Mais tarde, por volta de 1948, as mulheres, em dias festivos, costumavam ir às festas e à missa calçando umas chinelas, chamado calçado domingueiro ou de festa. A nossa informante usava umas chinelas em camurça com uma sola fina.
Os tempos não eram fáceis… Fartura não havia, e os recursos eram parcos, e tal como noutras coisas, também se poupava no calçado. Dídia Pereira recorda, sem conseguir precisar datas, os tempos em que se ia a pé, descalça, às festas e romarias, com as chinelas na mão, calçando-as somente quando chegavam ao local do festejo. Este era o modo de não romper com tanta facilidade a sola fina das chinelas.

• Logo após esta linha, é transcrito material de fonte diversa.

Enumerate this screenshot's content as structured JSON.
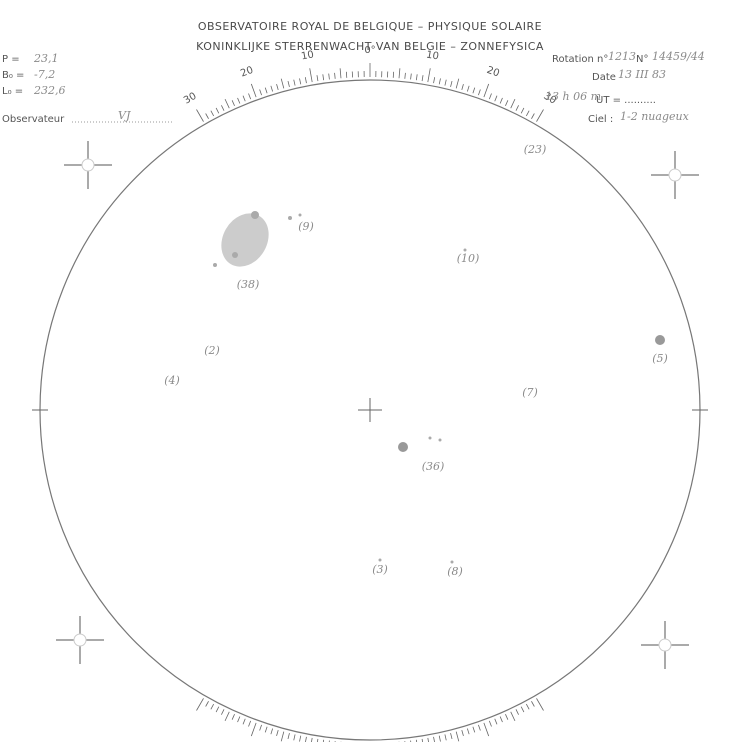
{
  "header": {
    "line1": "OBSERVATOIRE ROYAL DE  BELGIQUE – PHYSIQUE SOLAIRE",
    "line2": "KONINKLIJKE  STERRENWACHT VAN BELGIE – ZONNEFYSICA"
  },
  "left": [
    {
      "label": "P =",
      "value": "23,1"
    },
    {
      "label": "B₀ =",
      "value": "-7,2"
    },
    {
      "label": "L₀ =",
      "value": "232,6"
    }
  ],
  "observer": {
    "label": "Observateur",
    "value": "VJ"
  },
  "right": {
    "rotation_label": "Rotation n°",
    "rotation": "1213",
    "number_label": "N°",
    "number": "14459/44",
    "date_label": "Date",
    "date": "13 III 83",
    "time": "13 h 06 m",
    "ut_label": "UT = ..........",
    "sky_label": "Ciel :",
    "sky": "1-2 nuageux"
  },
  "scale_labels": [
    "30",
    "20",
    "10",
    "0°",
    "10",
    "20",
    "30"
  ],
  "groups": [
    "(38)",
    "(9)",
    "(10)",
    "(2)",
    "(4)",
    "(5)",
    "(7)",
    "(36)",
    "(3)",
    "(8)",
    "(23)"
  ]
}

Na década 30 do século XX, Dídia Pereira, ia a pé de socas calçadas para Fafe com um cesto à cabeça, onde levava fruta (maçãs, cerejas) ou açúcar para vender. Contudo, nos terrenos mais íngremes, para conseguir andar mais depressa, ou então nos dias de inverno, de geada e neve, para não escorregar, descalçava-se e guardava as socas no seu cesto da mercadoria.
O uso do pé descalço foi caraterístico no mundo rural no norte de Portugal, mas começou a decair aos poucos, a partir da primeira metade século XX (aí por volta da década de 30).
O hábito de andar calçado quotidianamente começou pelas cidades e mais tarde espalhou-se às vilas, dada a proibição, imposta por lei durante o Estado Novo, de andar de pé descalço. No entanto, no mundo rural as populações mantiveram o uso do pé descalço durante muito mais tempo.
Estes homens e mulheres cresceram numa realidade que se mostrava dura e áspera (a qual hoje nos parece estranha…), mas que mantêm viva na sua memória. As suas histórias de um tempo que já lá vai, e que eles têm gosto em partilhar, permitem-nos conhecer as vivências e os usos de outras décadas.